А когда Елена решалась хоть что-нибудь произнести в ответ – то до боли стыда, до ломоты в кистях рук, с ужасом слышала, как ее собственные слова получаются какими-то калиброванными, форматными – не как внутри.

Уходя от Темплерова, Елена каждый раз некоторое время пребывала в мрачном настроении: ей казалось, что шестнадцатилетняя ее жизнь прожита зря – и казалось уже даже, на фоне Темплерова, что все время, всю жизнь свою, она только и делала, что адаптировала себя к окружающим идиотам, опрощая внутренние бесконечности до житейски приемлемых ушами недалеких слушателей форм, – и, что, через силу играя в эти великодушные поддавки, настолько уже привыкла к априорной этой форе, к этому (льстящему собственному самолюбию) зазору – что настоящие мускулы духа, души и интеллекта атрофировались! И тут – когда казалось бы можно разговориться без мирских купюр – на нее нападали приступы придурковатой робости и клинической немоты.
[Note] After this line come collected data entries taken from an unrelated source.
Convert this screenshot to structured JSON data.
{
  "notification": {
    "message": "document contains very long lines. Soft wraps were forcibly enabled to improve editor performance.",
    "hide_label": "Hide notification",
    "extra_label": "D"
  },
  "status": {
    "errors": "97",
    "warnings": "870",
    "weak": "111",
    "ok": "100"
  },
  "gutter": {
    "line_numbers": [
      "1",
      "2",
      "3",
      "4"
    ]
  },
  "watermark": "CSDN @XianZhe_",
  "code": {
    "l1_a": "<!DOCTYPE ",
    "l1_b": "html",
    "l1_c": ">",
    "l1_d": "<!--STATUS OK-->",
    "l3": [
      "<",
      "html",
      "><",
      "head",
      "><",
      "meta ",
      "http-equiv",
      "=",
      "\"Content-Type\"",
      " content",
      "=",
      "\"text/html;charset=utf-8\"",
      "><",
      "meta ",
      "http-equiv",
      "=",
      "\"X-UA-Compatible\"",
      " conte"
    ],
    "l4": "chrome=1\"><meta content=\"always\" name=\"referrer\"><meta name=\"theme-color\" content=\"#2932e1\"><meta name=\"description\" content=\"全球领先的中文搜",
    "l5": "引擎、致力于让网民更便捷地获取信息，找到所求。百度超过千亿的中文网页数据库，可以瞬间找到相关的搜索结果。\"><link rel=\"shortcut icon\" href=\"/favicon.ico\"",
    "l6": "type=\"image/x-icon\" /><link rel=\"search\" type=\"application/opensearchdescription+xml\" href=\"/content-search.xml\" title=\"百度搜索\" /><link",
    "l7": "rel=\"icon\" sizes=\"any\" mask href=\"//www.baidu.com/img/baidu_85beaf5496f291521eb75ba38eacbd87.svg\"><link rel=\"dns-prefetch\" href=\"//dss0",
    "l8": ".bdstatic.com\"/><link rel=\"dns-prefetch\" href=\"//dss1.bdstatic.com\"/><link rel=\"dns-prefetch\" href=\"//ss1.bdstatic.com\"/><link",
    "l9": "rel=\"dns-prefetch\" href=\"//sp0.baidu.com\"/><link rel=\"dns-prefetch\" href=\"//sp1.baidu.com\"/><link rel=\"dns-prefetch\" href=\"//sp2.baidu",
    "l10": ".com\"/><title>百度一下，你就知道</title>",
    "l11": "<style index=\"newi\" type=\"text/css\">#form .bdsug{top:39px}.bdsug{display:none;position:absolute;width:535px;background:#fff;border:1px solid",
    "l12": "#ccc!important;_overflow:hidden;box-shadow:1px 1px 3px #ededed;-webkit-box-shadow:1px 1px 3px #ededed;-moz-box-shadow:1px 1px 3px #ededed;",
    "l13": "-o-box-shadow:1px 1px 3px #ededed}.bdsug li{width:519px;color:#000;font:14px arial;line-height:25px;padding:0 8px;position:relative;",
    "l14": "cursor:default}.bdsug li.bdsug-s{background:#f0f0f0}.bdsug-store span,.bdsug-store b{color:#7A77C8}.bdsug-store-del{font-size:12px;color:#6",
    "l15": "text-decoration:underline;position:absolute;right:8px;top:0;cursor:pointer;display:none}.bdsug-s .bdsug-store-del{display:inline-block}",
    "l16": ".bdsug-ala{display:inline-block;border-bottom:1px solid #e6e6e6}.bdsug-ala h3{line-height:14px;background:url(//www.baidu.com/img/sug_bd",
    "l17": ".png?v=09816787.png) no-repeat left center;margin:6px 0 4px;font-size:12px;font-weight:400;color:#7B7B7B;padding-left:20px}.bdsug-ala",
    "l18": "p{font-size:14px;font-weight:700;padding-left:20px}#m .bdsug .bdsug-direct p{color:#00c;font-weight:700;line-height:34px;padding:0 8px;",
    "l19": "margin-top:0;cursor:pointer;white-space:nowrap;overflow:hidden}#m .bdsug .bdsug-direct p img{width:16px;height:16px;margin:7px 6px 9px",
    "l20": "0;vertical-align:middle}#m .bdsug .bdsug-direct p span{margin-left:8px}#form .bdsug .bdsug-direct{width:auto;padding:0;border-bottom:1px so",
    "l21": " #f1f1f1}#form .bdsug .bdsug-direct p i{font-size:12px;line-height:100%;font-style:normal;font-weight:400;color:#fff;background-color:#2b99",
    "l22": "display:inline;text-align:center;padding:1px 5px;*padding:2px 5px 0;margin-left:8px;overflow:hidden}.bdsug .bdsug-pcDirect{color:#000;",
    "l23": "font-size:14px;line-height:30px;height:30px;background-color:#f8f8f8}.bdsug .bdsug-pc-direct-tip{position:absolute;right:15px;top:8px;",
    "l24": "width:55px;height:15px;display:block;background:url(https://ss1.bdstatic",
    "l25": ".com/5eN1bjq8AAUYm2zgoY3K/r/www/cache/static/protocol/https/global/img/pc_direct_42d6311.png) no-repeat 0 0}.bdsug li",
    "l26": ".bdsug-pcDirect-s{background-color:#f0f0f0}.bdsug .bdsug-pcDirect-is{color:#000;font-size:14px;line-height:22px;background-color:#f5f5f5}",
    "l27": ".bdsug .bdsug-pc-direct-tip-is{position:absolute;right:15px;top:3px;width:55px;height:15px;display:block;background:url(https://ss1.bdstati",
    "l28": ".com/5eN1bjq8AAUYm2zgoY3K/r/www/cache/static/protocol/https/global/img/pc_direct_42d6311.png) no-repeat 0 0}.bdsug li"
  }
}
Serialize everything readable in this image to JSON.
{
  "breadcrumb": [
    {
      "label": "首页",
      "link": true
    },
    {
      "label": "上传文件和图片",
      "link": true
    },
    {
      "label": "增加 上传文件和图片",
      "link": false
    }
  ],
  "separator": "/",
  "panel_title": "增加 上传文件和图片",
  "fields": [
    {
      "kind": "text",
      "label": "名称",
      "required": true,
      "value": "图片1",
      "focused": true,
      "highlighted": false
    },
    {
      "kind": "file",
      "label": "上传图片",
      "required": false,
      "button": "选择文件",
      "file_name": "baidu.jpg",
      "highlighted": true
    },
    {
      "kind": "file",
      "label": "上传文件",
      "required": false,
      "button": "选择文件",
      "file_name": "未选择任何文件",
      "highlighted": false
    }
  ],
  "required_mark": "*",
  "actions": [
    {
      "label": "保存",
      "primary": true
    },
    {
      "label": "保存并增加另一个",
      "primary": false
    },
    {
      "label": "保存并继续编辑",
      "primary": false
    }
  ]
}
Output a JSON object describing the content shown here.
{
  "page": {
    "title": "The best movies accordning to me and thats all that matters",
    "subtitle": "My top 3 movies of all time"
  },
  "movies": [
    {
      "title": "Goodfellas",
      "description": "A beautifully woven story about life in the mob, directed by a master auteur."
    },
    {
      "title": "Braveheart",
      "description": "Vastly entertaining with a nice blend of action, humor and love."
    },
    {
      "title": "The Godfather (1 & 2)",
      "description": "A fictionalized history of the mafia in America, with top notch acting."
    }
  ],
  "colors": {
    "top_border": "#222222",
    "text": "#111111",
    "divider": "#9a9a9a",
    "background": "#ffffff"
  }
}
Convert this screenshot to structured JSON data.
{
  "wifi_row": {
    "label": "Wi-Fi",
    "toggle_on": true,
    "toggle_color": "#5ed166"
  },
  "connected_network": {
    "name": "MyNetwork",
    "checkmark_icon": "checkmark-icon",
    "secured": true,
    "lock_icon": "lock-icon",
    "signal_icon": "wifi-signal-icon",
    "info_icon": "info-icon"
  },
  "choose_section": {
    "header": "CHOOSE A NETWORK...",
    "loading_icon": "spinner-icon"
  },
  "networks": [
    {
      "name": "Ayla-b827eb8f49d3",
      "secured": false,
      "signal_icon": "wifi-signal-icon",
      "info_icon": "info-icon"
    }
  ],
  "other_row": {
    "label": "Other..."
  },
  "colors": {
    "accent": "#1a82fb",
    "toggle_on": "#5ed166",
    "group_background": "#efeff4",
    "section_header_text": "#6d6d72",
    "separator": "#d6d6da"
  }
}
Елена уже расплакаться была готова. Да еще и в один из вечеров увидала случайно на столе у Темплерова его антисоветский «советский» паспорт – великолепнейше разодранный им – рваной колеей по жесткой обложке-то! как только умудрился?! и не известно еще при каких героических обстоятельствах! – ровно напополам! И все ее собственные церемонии с дезинфекцией герба преступников росписью Пола Маккартни – да и все ее нестрашное школьное диссидентствование – показались моментально Елене таким стыдным детским лепетом!

Жгучая боль, ощущаемая ею от всего этого, была примерно такой, как если бы вдруг отловила какого-нибудь живого носителя арамейского языка времен земной жизни Господа – и теперь выла от того, что вместо того, чтобы всю жизнь изучать арамейский, когда и время было, и силы – зачем-то вместо этого жизнь потратила на изучение языка земного отребья. Даже друзья – на фоне сверкания Темплеровской интеллектуальной и духовной роскоши – казались страшно советскими!

Ан нет – приходила на следующий день в школу – видела Анюту, Дьюрьку – и с внутренними слезами благодарности Господу, с улыбкой, и со счастливым жаром в сердце, каялась в минутном своем снобизме: Дьюрькина неподражаемая вспыльчивость, Дьюрькино веселое дружеское целомудрие, Дьюрькина традиция краснеть, как томат, по любому поводу – и Анютина близорукая мечтательность, Анютин вкус к живописи, Анютина удивительная, чуткая безоговорочная заботливая любовь – все эти драгоценнейшие драгоценности, которые Елена так в друзьях любила! В конце концов Елена сказала себе, что друзья – разные, как звезды – но равно горячо любимые – должны как звезды и сиять – и что при приближении к любой из этих звезд возможна турбулентность – которая, однако, света их ничуть не умаляет.

По большому счету, в эти последние – перед отъездом в Мюнхен – десять дней – взрывающиеся от насыщенного, простого и сложного – бурного – и молитвенно-плавного – всё одновременно! – внутреннего счастья, даже бедная Анастасия Савельевна настроения всерьез подпортить не могла. Видя, как Анастасию Савельевну колбасит от завтрачных, обеденных и ужинных молитв – чтобы не сводить совсем уж ее с ума, Елена, из соображений человеколюбия, начала молиться, перед тем как идти есть, в своей комнате, затворяя дверь – и только потом уже выходила в кухню – и ограничивалась тем, что кратко осеняла себя крестом.